3) Sign the Save the Children petition and then pass it onto your friends
4) Write a blog post about it as soon as possible, including information about Save the Children and the petition. We want as many people linked up AND signed up the petition by Sunday 29th May 2011
5) Tag 8 fellow blogger friends
6) Come back and link up your posts, so we can all share your craftiness
7) If you have time, visit each other posts and say hello!

THANK YOU to Maggy from Red Ted Art for tagging me and providing me with the above text/ information from her blog. I am tagging the following friendly bloggers! If you want to join in too PLEASE DO! Link up your portrait and Save the Children post below.

Jamie from Hands On: As We Grow
Jenny from Let The Children Play
Rachel from Quirkymomma
Rachele from Messy Kids
Catherine from Sun Hats and Wellie Boots
Rachelle from Tinkerlab
Melissa from The Chocolate Muffin Tree
Kate from An Amazing Child


  1. says

    Oh you are clever lady! I keep meaning to do “more” with “real art” – i.e. linking what we do with real artists out there. We have a number of great books that introduce art to children, so we really should do more!

    Love all your upcycling and all your printing! Agree… if you work through lots of sheets of paper you are less like to end up with brown goo.

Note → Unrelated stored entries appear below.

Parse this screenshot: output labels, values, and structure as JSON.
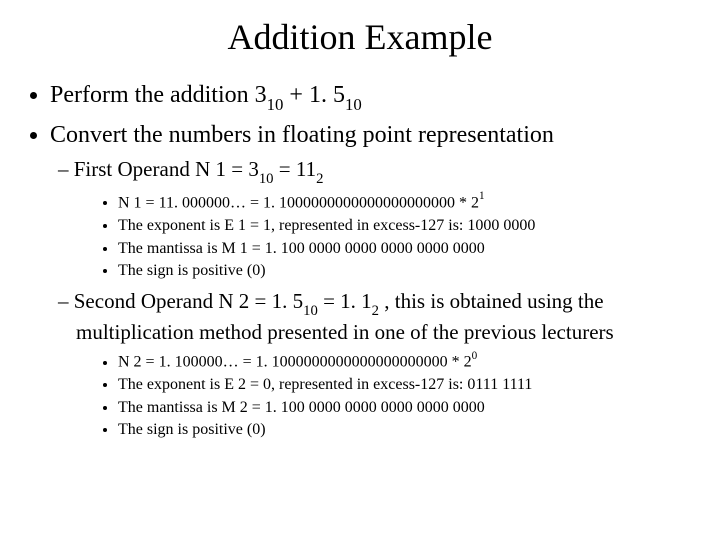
{
  "title": "Addition Example",
  "bullets": {
    "b1": {
      "pre": "Perform the addition 3",
      "s1": "10",
      "mid": " + 1. 5",
      "s2": "10"
    },
    "b2": "Convert the numbers in floating point representation",
    "op1": {
      "line": {
        "pre": "First Operand N 1 = 3",
        "s1": "10",
        "mid": " = 11",
        "s2": "2"
      },
      "d1": {
        "pre": "N 1 = 11. 000000… = 1. 1000000000000000000000 * 2",
        "sup": "1"
      },
      "d2": "The exponent is E 1 = 1, represented in excess-127 is: 1000 0000",
      "d3": "The mantissa is M 1 = 1. 100 0000 0000 0000 0000 0000",
      "d4": "The sign is positive (0)"
    },
    "op2": {
      "line": {
        "pre": "Second Operand N 2 = 1. 5",
        "s1": "10",
        "mid": " = 1. 1",
        "s2": "2",
        "tail": " , this is obtained using the multiplication method presented in one of the previous lecturers"
      },
      "d1": {
        "pre": "N 2 = 1. 100000… = 1. 1000000000000000000000 * 2",
        "sup": "0"
      },
      "d2": "The exponent is E 2 = 0, represented in excess-127 is: 0111 1111",
      "d3": "The mantissa is M 2 = 1. 100 0000 0000 0000 0000 0000",
      "d4": "The sign is positive (0)"
    }
  }
}
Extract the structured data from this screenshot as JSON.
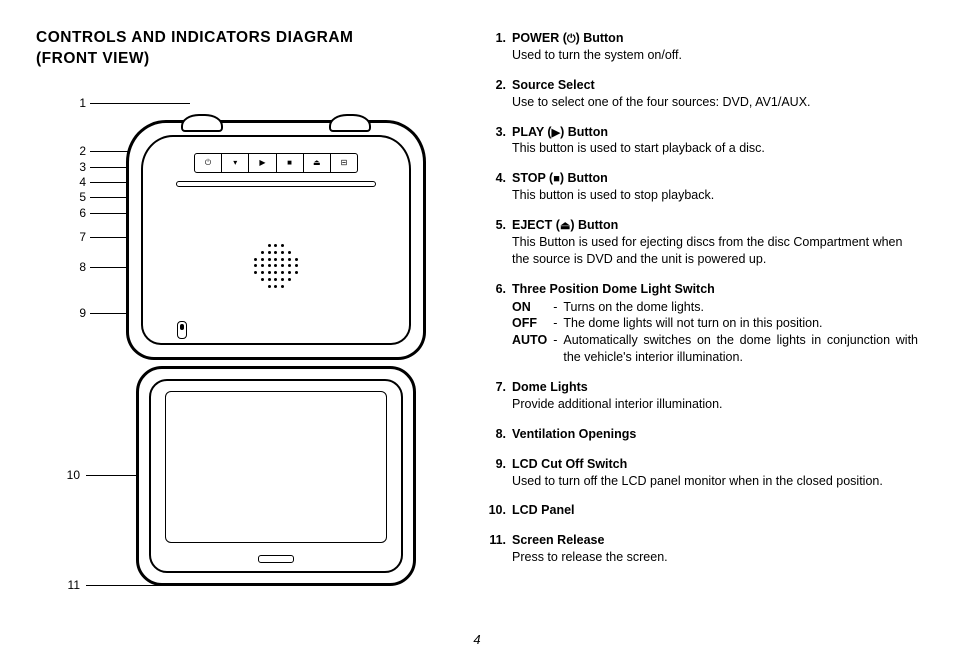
{
  "title_line1": "CONTROLS AND INDICATORS DIAGRAM",
  "title_line2": "(FRONT VIEW)",
  "page_number": "4",
  "diagram_labels": [
    "1",
    "2",
    "3",
    "4",
    "5",
    "6",
    "7",
    "8",
    "9",
    "10",
    "11"
  ],
  "items": [
    {
      "num": "1.",
      "title_pre": "POWER (",
      "icon": "⏻",
      "title_post": ") Button",
      "desc": "Used to turn the system on/off."
    },
    {
      "num": "2.",
      "title": "Source Select",
      "desc": "Use to select one of the four sources: DVD, AV1/AUX."
    },
    {
      "num": "3.",
      "title_pre": "PLAY (",
      "icon": "▶",
      "title_post": ") Button",
      "desc": "This button is used to start playback of a disc."
    },
    {
      "num": "4.",
      "title_pre": "STOP (",
      "icon": "■",
      "title_post": ") Button",
      "desc": "This button is used to stop playback."
    },
    {
      "num": "5.",
      "title_pre": "EJECT (",
      "icon": "⏏",
      "title_post": ") Button",
      "desc": "This Button is used for ejecting discs from the disc Compartment when the source is DVD and the unit is powered up."
    },
    {
      "num": "6.",
      "title": "Three Position Dome Light Switch",
      "sub": [
        {
          "key": "ON",
          "val": "Turns on the dome lights."
        },
        {
          "key": "OFF",
          "val": "The dome lights will not turn on in this position."
        },
        {
          "key": "AUTO",
          "val": "Automatically switches on the dome lights in conjunction with the vehicle's interior illumination."
        }
      ]
    },
    {
      "num": "7.",
      "title": "Dome Lights",
      "desc": "Provide additional interior illumination."
    },
    {
      "num": "8.",
      "title": "Ventilation Openings"
    },
    {
      "num": "9.",
      "title": "LCD Cut Off Switch",
      "desc": "Used to turn off the LCD panel monitor when in the closed position."
    },
    {
      "num": "10.",
      "title": "LCD Panel"
    },
    {
      "num": "11.",
      "title": "Screen Release",
      "desc": "Press to release the screen."
    }
  ]
}
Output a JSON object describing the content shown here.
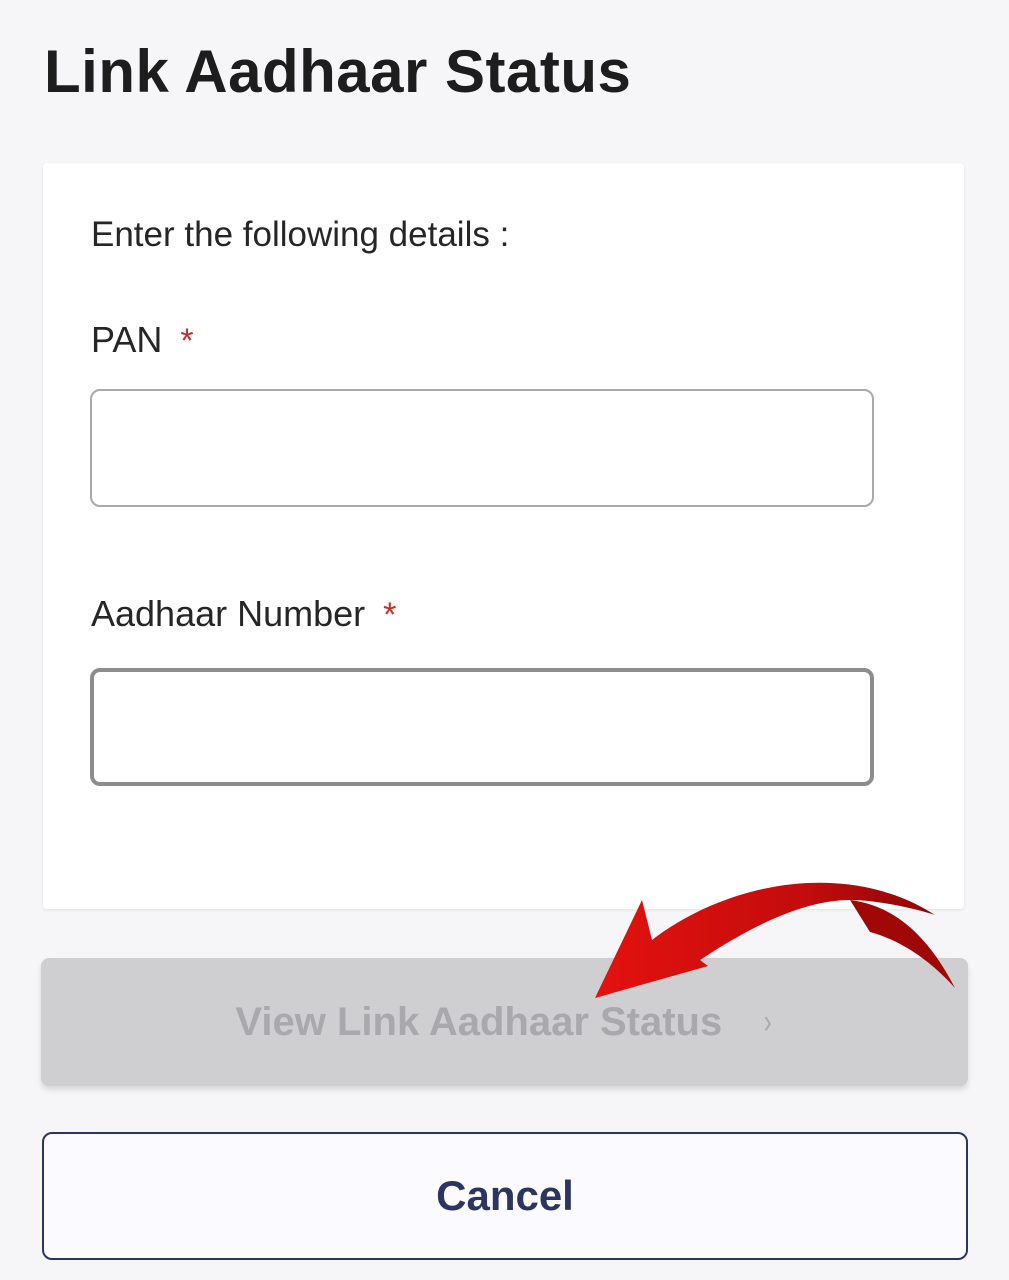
{
  "page": {
    "title": "Link Aadhaar Status"
  },
  "form": {
    "instructions": "Enter the following details :",
    "required_marker": "*",
    "pan": {
      "label": "PAN",
      "value": "",
      "placeholder": ""
    },
    "aadhaar": {
      "label": "Aadhaar Number",
      "value": "",
      "placeholder": ""
    }
  },
  "actions": {
    "submit_label": "View Link Aadhaar Status",
    "submit_chevron": "›",
    "submit_disabled": true,
    "cancel_label": "Cancel"
  },
  "colors": {
    "required_mark": "#c0312c",
    "cancel_accent": "#2c3560",
    "disabled_button_bg": "#cfcfd1",
    "annotation_arrow": "#d10f0f"
  },
  "icons": {
    "submit_chevron": "chevron-right-icon",
    "annotation": "curved-red-arrow-icon"
  }
}
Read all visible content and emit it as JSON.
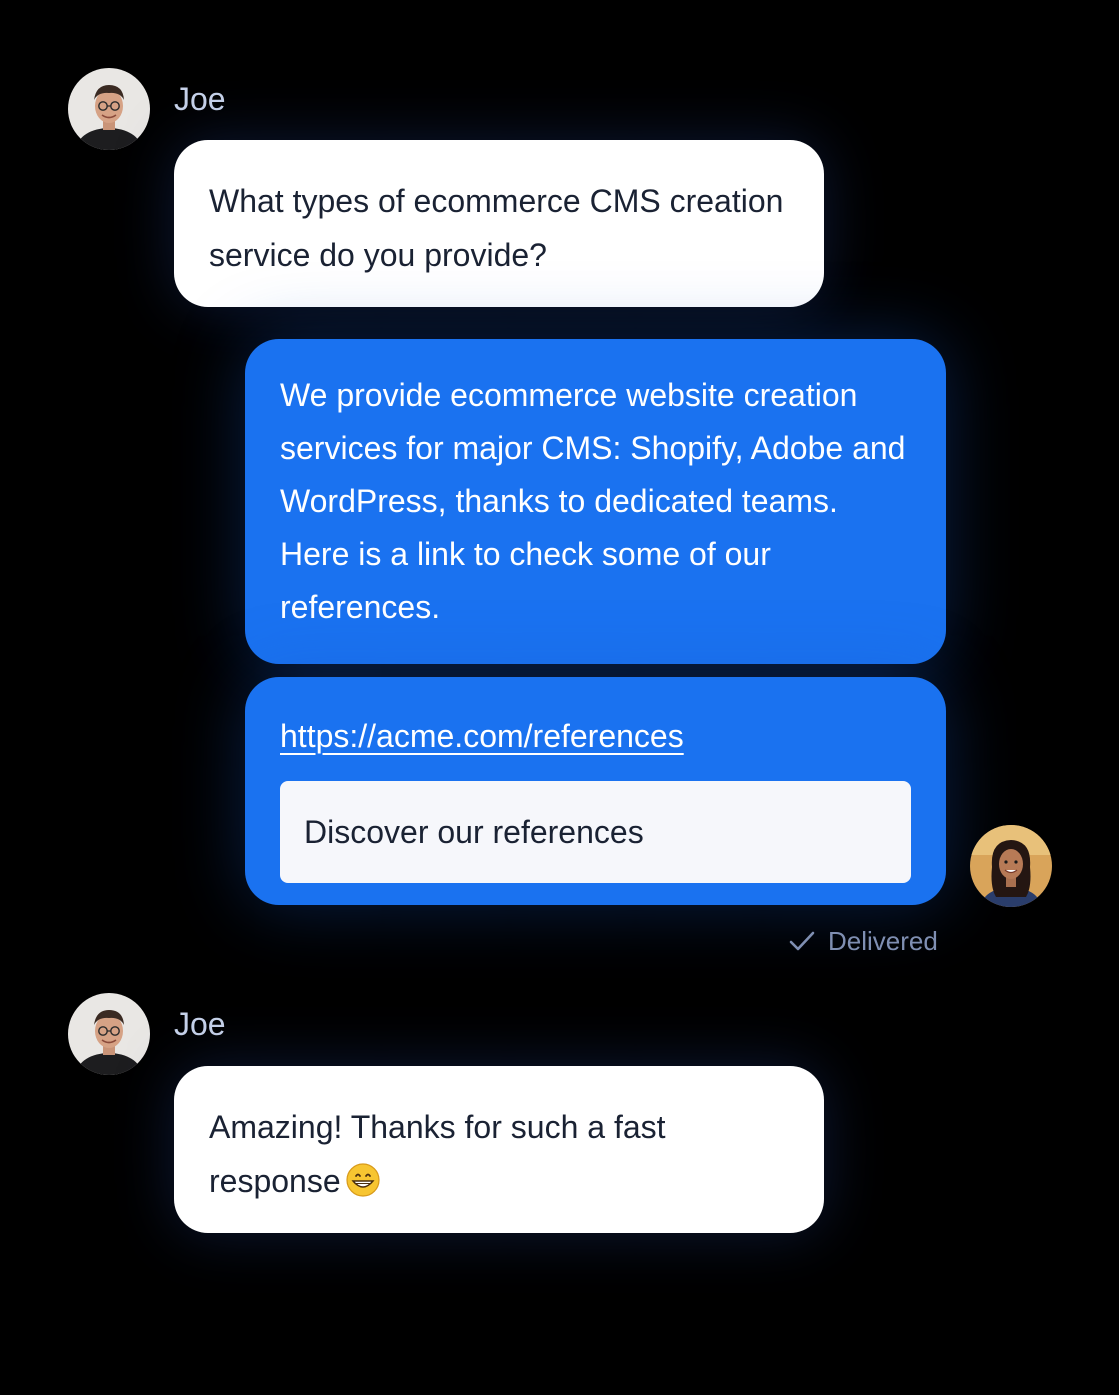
{
  "messages": [
    {
      "sender": "Joe",
      "text": "What types of ecommerce CMS creation service do you provide?"
    },
    {
      "text": "We provide ecommerce website creation services for major CMS: Shopify, Adobe and WordPress, thanks to dedicated teams. Here is a link to check some of our references.",
      "link": "https://acme.com/references",
      "link_card": "Discover our references",
      "status": "Delivered"
    },
    {
      "sender": "Joe",
      "text": "Amazing! Thanks for such a fast response",
      "emoji": "grinning-face-icon"
    }
  ],
  "colors": {
    "background": "#000000",
    "agent_bubble": "#1a72f0",
    "user_bubble": "#ffffff",
    "status_text": "#7f8fb2",
    "name_text": "#c8d3ea"
  }
}
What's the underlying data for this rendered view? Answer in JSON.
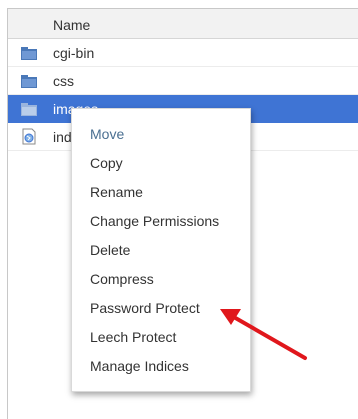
{
  "table": {
    "column_header": "Name",
    "rows": [
      {
        "name": "cgi-bin",
        "icon": "folder-icon",
        "selected": false
      },
      {
        "name": "css",
        "icon": "folder-icon",
        "selected": false
      },
      {
        "name": "images",
        "icon": "folder-icon",
        "selected": true
      },
      {
        "name": "ind",
        "icon": "html-file-icon",
        "selected": false
      }
    ]
  },
  "context_menu": {
    "items": [
      "Move",
      "Copy",
      "Rename",
      "Change Permissions",
      "Delete",
      "Compress",
      "Password Protect",
      "Leech Protect",
      "Manage Indices"
    ]
  },
  "colors": {
    "selection": "#3f74d4",
    "folder": "#4a78b8",
    "arrow": "#e0171c"
  }
}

    And the Self Portraits are awesome.

    You very clever lady!

    Thank you for supporting Save The Children!


  2. says

    I love how you drew this project out over time, giving your children the opportunity to experience their work in its different states. The pearlized paint is gorgeous, and I think it would be a great addition to paint palettes that feel like they need some sprucing up. My daughter always loves it when we try new things, and this would go over really well with her. But the best part is that picture of Cakie with paint all over her face. Priceless!!